Piggybacking off of District 79 State Rep. Tom Taylor’s House Resolution 486, Johnson and Harris decided to form the advocacy group to help create more school choice for parents — which Johnson said benefits the entire state, not just the local area.

“Tom Taylor had already spoken about his intent to reintroduce this amendment about the possibility of independent school systems,” said Johnson. “And I knew we needed some kind of change. So when Tom started talking, I asked to jump on board. I knew I wanted to make a difference.”

Taylor’s resolution calls for an amendment to the state constitution to “authorize any municipality created on or after Jan. 1, 2005, and any municipality which is contiguous to a municipality created on or after Jan. 1, 2005, irrespective of whether such municipalities may be in different counties, to establish individually or collectively by local law an independent school system.”

The organization has already hosted several community meetings, garnering support and letting residents know more about the efforts.

DeKalb County has about 100,000 children in its school district, which Johnson said is one of the main reasons a smaller, local school system is needed.

“We are the third largest school district in the state and with that blanket policies are made for all 100,000 students,” she said. “Even though the county is separated into five area districts, they are all treated the same. A local, small system could provide high quality education to hopefully maximize the potential of all the kids.”

In a small school system, Johnson said leaders would be able to recognize and respond to students and parents quicker than a larger system.

The city of Dunwoody and Dunwoody Parents Concerned About Quality Education joined together for a feasibility study on a Dunwoody Independent School District.
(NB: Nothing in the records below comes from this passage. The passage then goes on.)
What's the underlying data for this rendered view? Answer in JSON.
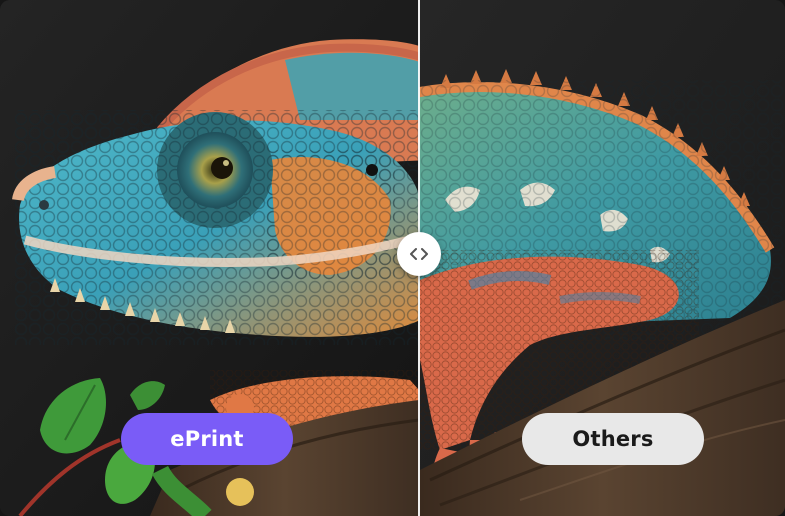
{
  "comparison": {
    "left_label": "ePrint",
    "right_label": "Others",
    "handle_icon": "chevron-left-right-icon",
    "colors": {
      "eprint_badge": "#7a5cf7",
      "others_badge": "#e8e8e8",
      "background": "#161616"
    }
  }
}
According to the report, a reallocation of revenues and costs — including projected costs of a new Dunwoody Independent School District — allows the conclusion that deconsolidation and formation of an independent school district is financially feasible for Dunwoody.

Projected revenues for a separate Dunwoody school district from local property tax allocations, state funding and federal funding would have been $78.7 million in 2012 — based on student and community characteristics, teachers’ profiles and current laws and regulation, according to the report. Costs of $37.8 million in 2012 would no longer have accrued to a deconsolidated DeKalb County School District, but would have fallen to a new Dunwoody district.

Costs for operation of a Dunwoody central office and services are projected to be $10.3 million. Net revenues for operations of an independent Dunwoody school district would exceed school and district operating costs by $30.7 million annually, according to the report.